Why White? Won't They Get Ruined?
Sure, white sneakers are more susceptible to staining, but all sneakers deteroriate faster than boots or hard-bottomed dress shoes. It's a matter of construction, and while there are sneakers out there that are as durable as work boots — see: Feit's resoleable rubber runners — the sneakers you're probably buying have a short lifespan if you plan to wear them more than every once in a while (i.e. from two or three times a week to everyday).
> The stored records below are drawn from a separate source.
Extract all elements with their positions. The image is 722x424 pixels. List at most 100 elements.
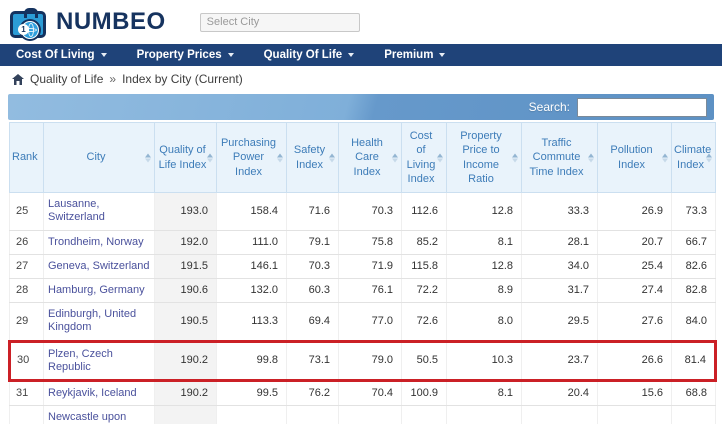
column-label: Climate Index: [674, 144, 712, 171]
nav-cost-of-living[interactable]: Cost Of Living: [16, 49, 107, 61]
rank-cell: 30: [8, 339, 44, 382]
sort-caret-icon: [329, 153, 335, 163]
sort-caret-icon: [437, 153, 443, 163]
value-cell: 190.5: [154, 302, 217, 342]
table-row: 27 Geneva, Switzerland 191.5 146.1 70.3 71.9 1…: [9, 254, 716, 279]
rank-cell: 25: [9, 192, 44, 231]
rank-cell: 26: [9, 230, 44, 255]
city-link[interactable]: Trondheim, Norway: [48, 235, 144, 248]
city-link[interactable]: Plzen, Czech Republic: [48, 347, 113, 373]
city-link[interactable]: Lausanne, Switzerland: [48, 198, 105, 224]
value-cell: 27.4: [597, 278, 672, 304]
city-cell: Reykjavik, Iceland: [43, 380, 155, 407]
column-label: Safety Index: [293, 144, 326, 171]
value-cell: 99.8: [216, 339, 287, 382]
column-header-safety-index[interactable]: Safety Index: [286, 121, 339, 194]
value-cell: 26.6: [597, 339, 672, 382]
column-header-climate-index[interactable]: Climate Index: [671, 121, 716, 194]
city-cell: Plzen, Czech Republic: [43, 339, 155, 382]
city-link[interactable]: Hamburg, Germany: [48, 283, 145, 296]
column-header-quality-of-life-index[interactable]: Quality of Life Index: [154, 121, 217, 194]
breadcrumb-separator: »: [109, 72, 117, 86]
value-cell: 85.2: [401, 230, 447, 255]
value-cell: 146.1: [216, 254, 287, 279]
nav-label: Quality Of Life: [263, 49, 343, 61]
city-cell: Trondheim, Norway: [43, 230, 155, 255]
value-cell: 26.9: [597, 192, 672, 231]
column-header-property-price-to-income-ratio[interactable]: Property Price to Income Ratio: [446, 121, 522, 194]
value-cell: 29.5: [521, 302, 598, 342]
value-cell: 193.0: [154, 192, 217, 231]
value-cell: 50.5: [401, 339, 447, 382]
rank-cell: 29: [9, 302, 44, 342]
column-label: Rank: [12, 151, 38, 164]
breadcrumb-item[interactable]: Quality of Life: [30, 72, 104, 86]
column-label: Property Price to Income Ratio: [460, 130, 502, 185]
value-cell: 191.5: [154, 254, 217, 279]
value-cell: 35.6: [597, 405, 672, 424]
value-cell: 20.4: [521, 380, 598, 407]
value-cell: 189.0: [154, 405, 217, 424]
value-cell: 100.9: [401, 380, 447, 407]
chevron-down-icon: [439, 53, 446, 57]
nav-quality-of-life[interactable]: Quality Of Life: [264, 49, 355, 61]
nav-premium[interactable]: Premium: [384, 49, 446, 61]
sort-caret-icon: [662, 153, 668, 163]
table-row: 25 Lausanne, Switzerland 193.0 158.4 71.6 70.…: [9, 192, 716, 231]
city-link[interactable]: Edinburgh, United Kingdom: [48, 308, 137, 334]
sort-caret-icon: [277, 153, 283, 163]
value-cell: 75.8: [338, 230, 402, 255]
quality-of-life-table: Rank City Quality of Life Index Purchasing …: [8, 121, 717, 424]
city-cell: Lausanne, Switzerland: [43, 192, 155, 231]
value-cell: 12.8: [446, 254, 522, 279]
city-select-input[interactable]: [199, 12, 360, 32]
column-header-traffic-commute-time-index[interactable]: Traffic Commute Time Index: [521, 121, 598, 194]
table-header-row: Rank City Quality of Life Index Purchasing …: [9, 121, 716, 194]
value-cell: 190.2: [154, 380, 217, 407]
value-cell: 132.0: [216, 278, 287, 304]
column-label: Traffic Commute Time Index: [529, 137, 584, 178]
column-header-pollution-index[interactable]: Pollution Index: [597, 121, 672, 194]
value-cell: 34.0: [521, 254, 598, 279]
value-cell: 115.8: [401, 254, 447, 279]
value-cell: 190.6: [154, 278, 217, 304]
value-cell: 8.1: [446, 230, 522, 255]
value-cell: 73.3: [671, 192, 716, 231]
city-cell: Edinburgh, United Kingdom: [43, 302, 155, 342]
nav-property-prices[interactable]: Property Prices: [137, 49, 234, 61]
column-header-cost-of-living-index[interactable]: Cost of Living Index: [401, 121, 447, 194]
table-row: 29 Edinburgh, United Kingdom 190.5 113.3 69.…: [9, 302, 716, 342]
value-cell: 33.3: [521, 192, 598, 231]
nav-label: Premium: [384, 49, 434, 61]
value-cell: 15.6: [597, 380, 672, 407]
table-search-input[interactable]: [577, 97, 707, 117]
value-cell: 76.2: [286, 380, 339, 407]
rank-cell: 31: [9, 380, 44, 407]
rank-cell: 28: [9, 278, 44, 304]
value-cell: 12.8: [446, 192, 522, 231]
value-cell: 68.8: [671, 380, 716, 407]
value-cell: 34.0: [521, 405, 598, 424]
value-cell: 111.0: [216, 230, 287, 255]
value-cell: 66.7: [671, 230, 716, 255]
value-cell: 85.7: [671, 405, 716, 424]
value-cell: 71.9: [338, 254, 402, 279]
value-cell: 10.3: [446, 339, 522, 382]
value-cell: 71.6: [286, 192, 339, 231]
city-link[interactable]: Reykjavik, Iceland: [48, 386, 137, 399]
value-cell: 84.0: [671, 302, 716, 342]
city-link[interactable]: Geneva, Switzerland: [48, 259, 150, 272]
column-header-purchasing-power-index[interactable]: Purchasing Power Index: [216, 121, 287, 194]
value-cell: 135.9: [216, 405, 287, 424]
nav-label: Cost Of Living: [16, 49, 95, 61]
home-icon[interactable]: [12, 73, 24, 85]
city-cell: Hamburg, Germany: [43, 278, 155, 304]
value-cell: 20.7: [597, 230, 672, 255]
column-header-health-care-index[interactable]: Health Care Index: [338, 121, 402, 194]
value-cell: 8.1: [446, 380, 522, 407]
value-cell: 81.4: [671, 339, 717, 382]
city-link[interactable]: Newcastle upon Tyne, United Kingdom: [48, 411, 127, 424]
column-header-city[interactable]: City: [43, 121, 155, 194]
table-row: 31 Reykjavik, Iceland 190.2 99.5 76.2 70.4 100…: [9, 380, 716, 407]
value-cell: 23.7: [521, 339, 598, 382]
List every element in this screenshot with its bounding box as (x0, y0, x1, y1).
White sneakers are supposed to get ruined — or, at the very least, show signs of regular wear. I'm not saying you should be wearing a pair of "cooked" Air Force Ones to work, but you shouldn't stress over scuffs, scrapes or discoloration. Stains — like food drippings, coffee droplets or bolded boot marks from when you stepped into someone else's path — should be treated as soon as possible though.
How to Clean Your White Sneakers
How you clean your white sneakers will depend on what they're made from. If they're leather, a magic eraser and leather cleaner will clear even stuck-on mud and other muck. If they're suede, there are tools designed specifically to treat suede — and always without water. If they're made from fabrics like canvas or mesh), they can be spot-treated and tossed in the washing machine (but ideally in a washable bag so they don't bounce around). Woolen sneakers, say ones from Allbirds, can be thrown in the wash too. But wool is a delicate fabric. It's best to check with the manufacturer to be sure they can withstand a wash cycle.